Duro attacco del centrodestra alla giunta Leccese: “Distribuzione a pioggia dei fondi, servivano per ridurre le tasse”

In vista dell’approvazione della delibera sulla verifica dell’equilibrio di bilancio entro il 31 luglio, esplode lo scontro politico a Palazzo di Città. La discussione ruota attorno alla destinazione di oltre 23 milioni di euro, contenuti nel cosiddetto “tesoretto” comunale per il 2024. Le voci di spesa incluse nel documento hanno innescato forti critiche da parte dell’opposizione di centrodestra, che accusa l’amministrazione Leccese di scelte poco trasparenti e di mancata attenzione alle reali urgenze della città.

Tra le spese previste figurano: 135mila euro per il noleggio delle luminarie natalizie da distribuire nei vari Municipi, 40mila euro per le comunicazioni legate all’apertura dei cantieri, e 400mila euro destinati all’acquisto di arredi e suppellettili.
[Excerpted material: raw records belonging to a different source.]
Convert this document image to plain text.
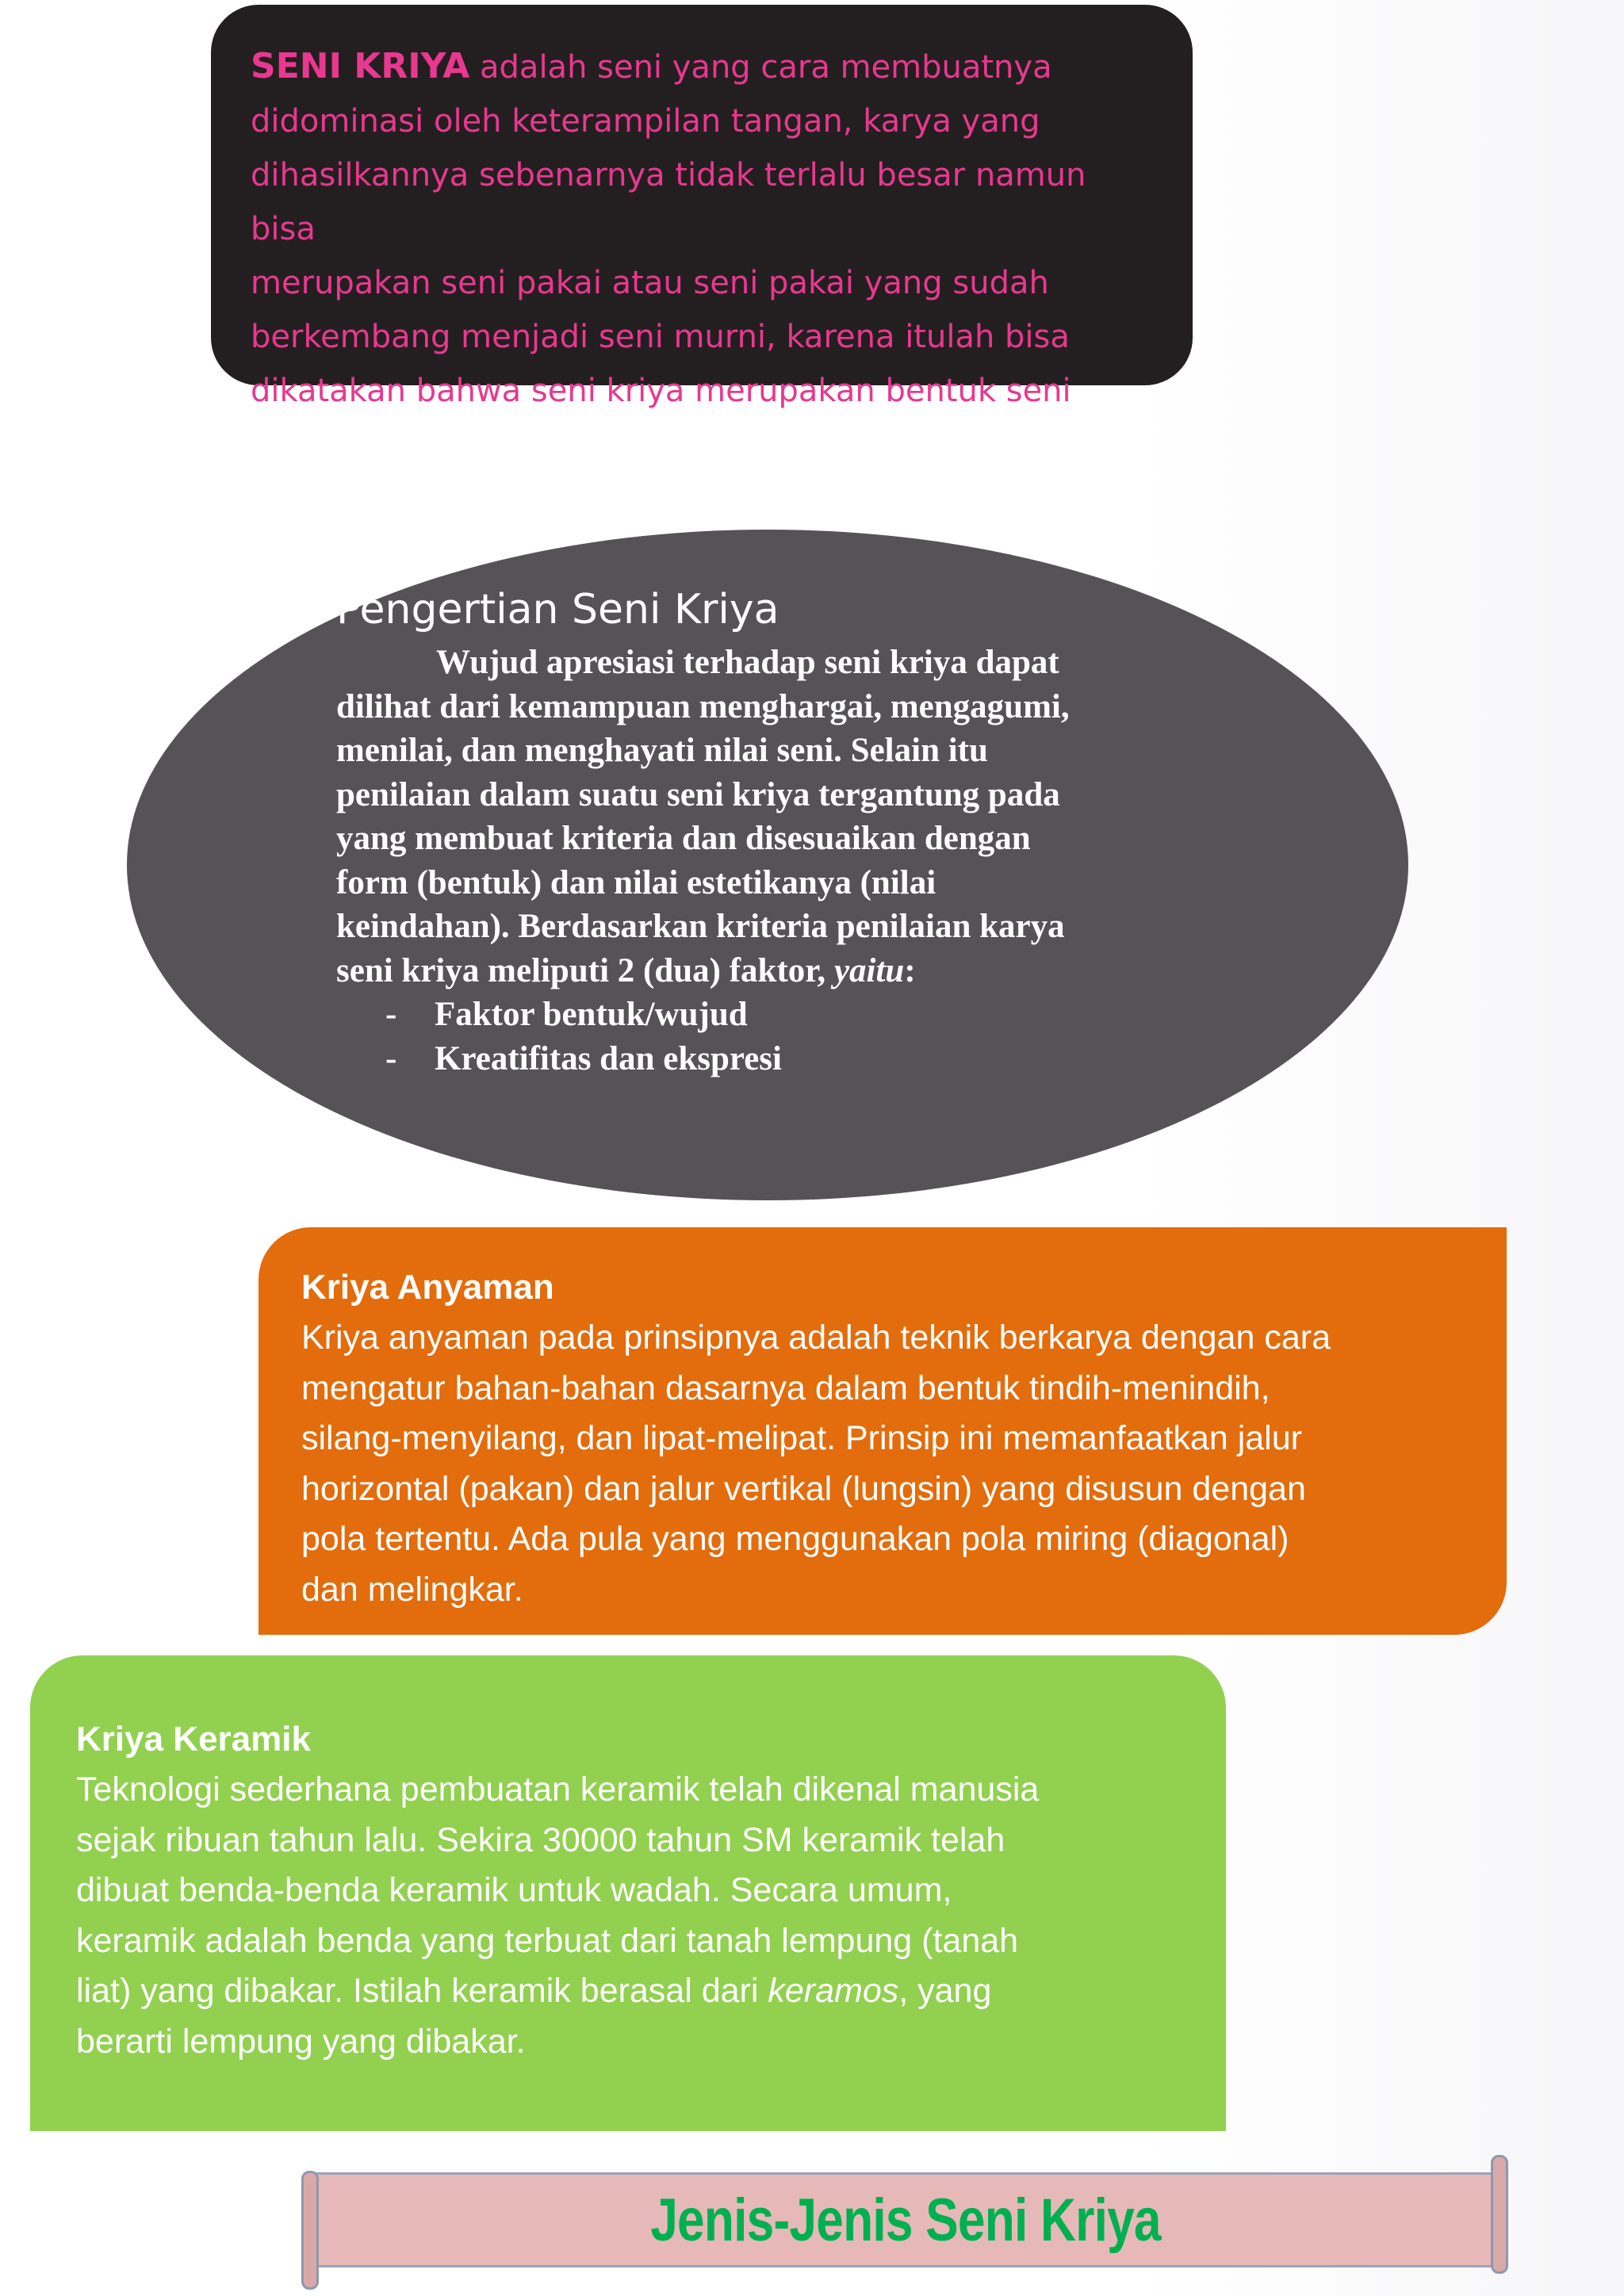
SENI KRIYA adalah seni yang cara membuatnya

didominasi oleh keterampilan tangan, karya yang

dihasilkannya sebenarnya tidak terlalu besar namun bisa

merupakan seni pakai atau seni pakai yang sudah

berkembang menjadi seni murni, karena itulah bisa

dikatakan bahwa seni kriya merupakan bentuk seni

Pengertian Seni Kriya

Wujud apresiasi terhadap seni kriya dapat

dilihat dari kemampuan menghargai, mengagumi,

menilai, dan menghayati nilai seni. Selain itu

penilaian dalam suatu seni kriya tergantung pada

yang membuat kriteria dan disesuaikan dengan

form (bentuk) dan nilai estetikanya (nilai

keindahan). Berdasarkan kriteria penilaian karya

seni kriya meliputi 2 (dua) faktor, yaitu:

- Faktor bentuk/wujud

- Kreatifitas dan ekspresi

Kriya Anyaman

Kriya anyaman pada prinsipnya adalah teknik berkarya dengan cara

mengatur bahan-bahan dasarnya dalam bentuk tindih-menindih,

silang-menyilang, dan lipat-melipat. Prinsip ini memanfaatkan jalur

horizontal (pakan) dan jalur vertikal (lungsin) yang disusun dengan

pola tertentu. Ada pula yang menggunakan pola miring (diagonal)

dan melingkar.

Kriya Keramik

Teknologi sederhana pembuatan keramik telah dikenal manusia

sejak ribuan tahun lalu. Sekira 30000 tahun SM keramik telah

dibuat benda-benda keramik untuk wadah. Secara umum,

keramik adalah benda yang terbuat dari tanah lempung (tanah

liat) yang dibakar. Istilah keramik berasal dari keramos, yang

berarti lempung yang dibakar.

Jenis-Jenis Seni Kriya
Cifre che, secondo l’opposizione, sarebbero sintomo di una gestione troppo leggera e disinvolta delle risorse pubbliche.

Ad accendere la miccia è stata una conferenza stampa convocata dai consiglieri comunali della Lega Fabio Romito, Giuseppe Carrieri, Livio Sisto, e dai rappresentanti civici Carlo Patruno e Valeria Amoruso, esponenti della coalizione “Romito sindaco”. Davanti ai giornalisti, i consiglieri hanno parlato senza mezzi termini di una “distribuzione a pioggia di soldi pubblici”, criticando le priorità della giunta e promettendo battaglia in aula.
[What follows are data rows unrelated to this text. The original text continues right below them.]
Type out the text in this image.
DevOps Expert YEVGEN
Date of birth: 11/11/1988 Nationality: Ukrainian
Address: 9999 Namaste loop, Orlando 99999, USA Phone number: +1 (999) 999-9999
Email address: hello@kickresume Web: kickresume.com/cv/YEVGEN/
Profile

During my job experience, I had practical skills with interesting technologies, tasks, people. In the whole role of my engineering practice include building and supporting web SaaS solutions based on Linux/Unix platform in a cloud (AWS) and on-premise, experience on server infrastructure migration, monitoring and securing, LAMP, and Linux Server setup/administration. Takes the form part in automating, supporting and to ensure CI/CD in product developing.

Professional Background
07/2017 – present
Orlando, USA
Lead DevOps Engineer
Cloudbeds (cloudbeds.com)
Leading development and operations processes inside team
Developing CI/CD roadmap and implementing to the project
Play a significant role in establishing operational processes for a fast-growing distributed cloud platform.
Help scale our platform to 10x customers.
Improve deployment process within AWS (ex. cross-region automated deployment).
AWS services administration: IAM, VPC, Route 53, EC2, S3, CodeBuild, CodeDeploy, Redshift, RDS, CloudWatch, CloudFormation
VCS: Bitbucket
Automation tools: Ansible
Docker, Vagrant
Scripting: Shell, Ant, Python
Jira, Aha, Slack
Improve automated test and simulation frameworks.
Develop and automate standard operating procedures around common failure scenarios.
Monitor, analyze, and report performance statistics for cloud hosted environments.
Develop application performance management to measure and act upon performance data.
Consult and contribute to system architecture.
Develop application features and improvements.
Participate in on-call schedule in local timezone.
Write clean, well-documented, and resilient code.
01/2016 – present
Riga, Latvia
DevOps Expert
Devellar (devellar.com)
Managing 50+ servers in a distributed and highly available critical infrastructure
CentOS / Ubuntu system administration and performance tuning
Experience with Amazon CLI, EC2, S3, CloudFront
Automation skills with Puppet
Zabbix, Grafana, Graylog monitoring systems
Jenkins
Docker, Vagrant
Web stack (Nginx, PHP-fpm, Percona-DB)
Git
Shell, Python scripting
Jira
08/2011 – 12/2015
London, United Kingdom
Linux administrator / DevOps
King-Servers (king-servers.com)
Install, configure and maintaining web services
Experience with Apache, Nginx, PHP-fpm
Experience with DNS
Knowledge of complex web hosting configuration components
“Avremmo utilizzato quei fondi per ridurre le tasse comunali ai cittadini”, hanno dichiarato Carrieri e Sisto, sottolineando come le vere emergenze della città vengano sistematicamente trascurate. Tra queste, i consiglieri indicano la scarsa manutenzione di strade e marciapiedi, a cui attualmente vengono destinati solo 20 milioni di euro l’anno, a fronte di una spesa corrente totale che supera i 400 milioni di euro.
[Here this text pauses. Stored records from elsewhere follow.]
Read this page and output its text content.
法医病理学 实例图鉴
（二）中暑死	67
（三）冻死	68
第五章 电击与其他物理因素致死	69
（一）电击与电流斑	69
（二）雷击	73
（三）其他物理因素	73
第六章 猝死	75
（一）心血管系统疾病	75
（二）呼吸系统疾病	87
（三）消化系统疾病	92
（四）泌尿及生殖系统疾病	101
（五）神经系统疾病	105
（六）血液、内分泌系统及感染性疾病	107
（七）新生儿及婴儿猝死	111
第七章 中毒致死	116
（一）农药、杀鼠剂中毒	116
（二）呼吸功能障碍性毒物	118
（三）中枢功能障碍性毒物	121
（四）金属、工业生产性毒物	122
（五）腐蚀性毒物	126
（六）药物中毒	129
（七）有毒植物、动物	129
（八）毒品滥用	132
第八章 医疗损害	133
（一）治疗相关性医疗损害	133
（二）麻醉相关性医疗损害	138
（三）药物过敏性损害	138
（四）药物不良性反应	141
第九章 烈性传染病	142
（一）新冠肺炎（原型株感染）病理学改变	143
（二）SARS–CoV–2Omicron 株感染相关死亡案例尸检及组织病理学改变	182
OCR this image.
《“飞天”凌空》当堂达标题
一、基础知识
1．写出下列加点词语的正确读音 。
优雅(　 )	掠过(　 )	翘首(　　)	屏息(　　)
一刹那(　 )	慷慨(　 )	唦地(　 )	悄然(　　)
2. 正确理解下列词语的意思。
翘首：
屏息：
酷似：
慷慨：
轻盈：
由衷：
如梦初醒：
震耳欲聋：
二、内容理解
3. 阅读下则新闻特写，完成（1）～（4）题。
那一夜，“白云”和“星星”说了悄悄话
Nel mirino anche la sicurezza urbana e la dotazione tecnologica della polizia locale, per cui si propone l’acquisto di droni, bodycam e divise più moderne. Infine, viene denunciata la cronica carenza di verde pubblico: secondo i dati riportati dagli esponenti di opposizione, Bari sarebbe agli ultimi posti in Italia – e quindi in Europa – per metri quadri di verde per abitante, un dato che evidenzia la necessità di investire in modo più incisivo sulla manutenzione delle aree verdi esistenti e sulla creazione di nuovi spazi.

La giunta Leccese, per ora, non ha replicato ufficialmente, ma l’approvazione della delibera in consiglio comunale si preannuncia tesa. Il centrodestra promette di portare in aula una serie di emendamenti e di sollevare la questione anche sul piano mediatico.